Yuan Zheng, Wang Zhi-Xin
Institute for Molecular Bioscience and ARC Centre in Bioinformatics, The University of Queensland, Brisbane, Australia.
Proteins. 2008 Feb 1;70(2):509-16. doi: 10.1002/prot.21545.
Protein burying depth (BD) is a structural descriptor that is exploited not only to find whether a residue is exposed or buried, but also to determine how deep a residue is buried. The widely used solvent accessible surface area is mainly focusing on the study of protein surface residues, while protein BD can provide more detailed information about the arrangement of buried residues, which may be used to study protein deep level structure and the formation of protein folding nucleus. In this work, we analyse the relationship of protein BD and sequences, and describe it by nonlinear functions estimated by support vector machines. We examine the functions by crossvalidation tests and find strong correlation between residue BD and local sequence environment. By further taking account the size of the molecule where a residue is located, we find that the correlation coefficient between predicted and observed depths improves from 0.60 to 0.65. Moreover, nearly half of the deepest 10% residues in a protein sequence can be correctly predicted. Our study suggests that a residue's burying extent is able to be predicted, to some degree, by itself and its local neighbouring residues. The methods used to estimate the sequence-depth functions are expected to become more useful in the investigation of protein structures and folding mechanism.

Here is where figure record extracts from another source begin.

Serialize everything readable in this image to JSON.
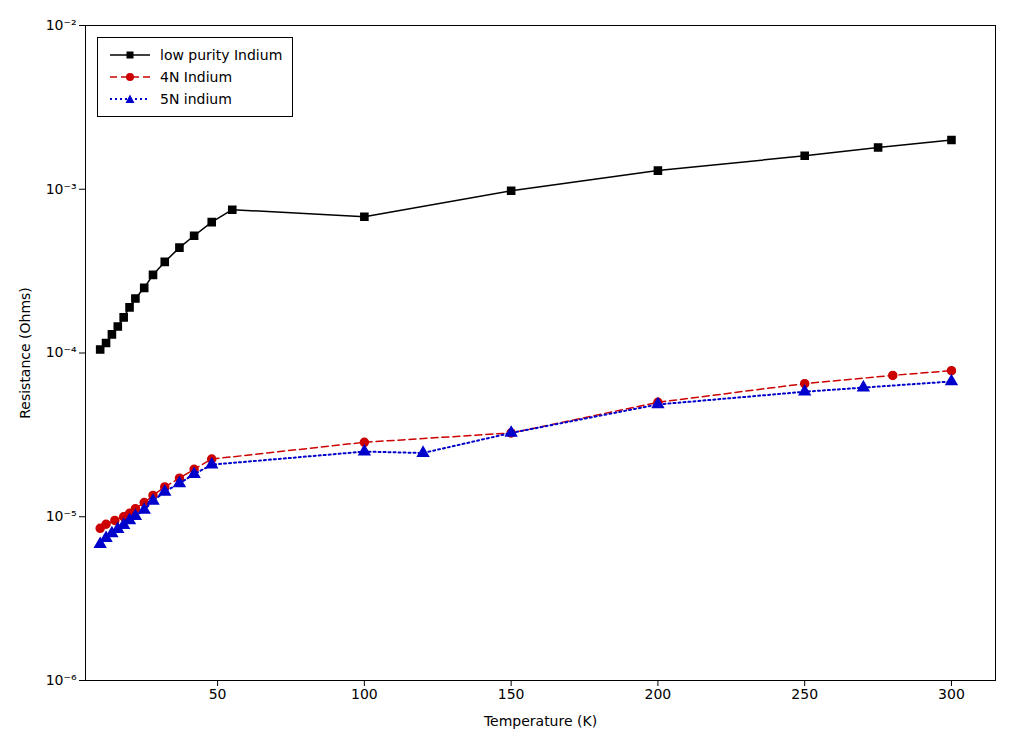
{
  "chart_data": {
    "type": "line",
    "xlabel": "Temperature (K)",
    "ylabel": "Resistance (Ohms)",
    "log": "y",
    "xlim": [
      5,
      315
    ],
    "ylim": [
      1e-06,
      0.01
    ],
    "xticks": [
      50,
      100,
      150,
      200,
      250,
      300
    ],
    "yticks": [
      {
        "value": 1e-06,
        "label": "10⁻⁶"
      },
      {
        "value": 1e-05,
        "label": "10⁻⁵"
      },
      {
        "value": 0.0001,
        "label": "10⁻⁴"
      },
      {
        "value": 0.001,
        "label": "10⁻³"
      },
      {
        "value": 0.01,
        "label": "10⁻²"
      }
    ],
    "grid": false,
    "legend": "upper left",
    "series": [
      {
        "name": "low purity Indium",
        "color": "#000000",
        "marker": "square",
        "line_style": "solid",
        "x": [
          10,
          12,
          14,
          16,
          18,
          20,
          22,
          25,
          28,
          32,
          37,
          42,
          48,
          55,
          100,
          150,
          200,
          250,
          275,
          300
        ],
        "values": [
          0.000105,
          0.000115,
          0.00013,
          0.000145,
          0.000165,
          0.00019,
          0.000215,
          0.00025,
          0.0003,
          0.00036,
          0.00044,
          0.00052,
          0.00063,
          0.00075,
          0.00068,
          0.00098,
          0.0013,
          0.0016,
          0.0018,
          0.002
        ]
      },
      {
        "name": "4N Indium",
        "color": "#cc0000",
        "marker": "circle",
        "line_style": "dashed",
        "x": [
          10,
          12,
          15,
          18,
          20,
          22,
          25,
          28,
          32,
          37,
          42,
          48,
          100,
          150,
          200,
          250,
          280,
          300
        ],
        "values": [
          8.5e-06,
          9e-06,
          9.5e-06,
          1e-05,
          1.05e-05,
          1.12e-05,
          1.22e-05,
          1.35e-05,
          1.52e-05,
          1.72e-05,
          1.95e-05,
          2.25e-05,
          2.85e-05,
          3.25e-05,
          5e-05,
          6.5e-05,
          7.3e-05,
          7.8e-05
        ]
      },
      {
        "name": "5N indium",
        "color": "#0000cc",
        "marker": "triangle",
        "line_style": "dotted",
        "x": [
          10,
          12,
          14,
          16,
          18,
          20,
          22,
          25,
          28,
          32,
          37,
          42,
          48,
          100,
          120,
          150,
          200,
          250,
          270,
          300
        ],
        "values": [
          6.8e-06,
          7.4e-06,
          7.9e-06,
          8.4e-06,
          8.9e-06,
          9.5e-06,
          1.01e-05,
          1.1e-05,
          1.25e-05,
          1.42e-05,
          1.6e-05,
          1.82e-05,
          2.08e-05,
          2.5e-05,
          2.45e-05,
          3.25e-05,
          4.85e-05,
          5.8e-05,
          6.15e-05,
          6.7e-05
        ]
      }
    ]
  }
}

蛋白质埋藏深度(BD)是一种结构描述符,它不仅用于判断一个残基是暴露的还是埋藏的,还用于确定一个残基埋藏的深度。广泛使用的溶剂可及表面积主要侧重于蛋白质表面残基的研究,而蛋白质BD可以提供有关埋藏残基排列的更详细信息,这可用于研究蛋白质的深层结构和蛋白质折叠核的形成。在这项工作中,我们分析了蛋白质BD与序列之间的关系,并通过支持向量机估计的非线性函数对其进行描述。我们通过交叉验证测试检验这些函数,发现残基BD与局部序列环境之间存在很强的相关性。通过进一步考虑残基所在分子的大小,我们发现预测深度与观察深度之间的相关系数从0.60提高到了0.65。此外,蛋白质序列中最深的10%残基中近一半能够被正确预测。我们的研究表明,一个残基的埋藏程度在一定程度上能够由其自身及其局部相邻残基预测。用于估计序列-深度函数的方法有望在蛋白质结构和折叠机制的研究中变得更加有用。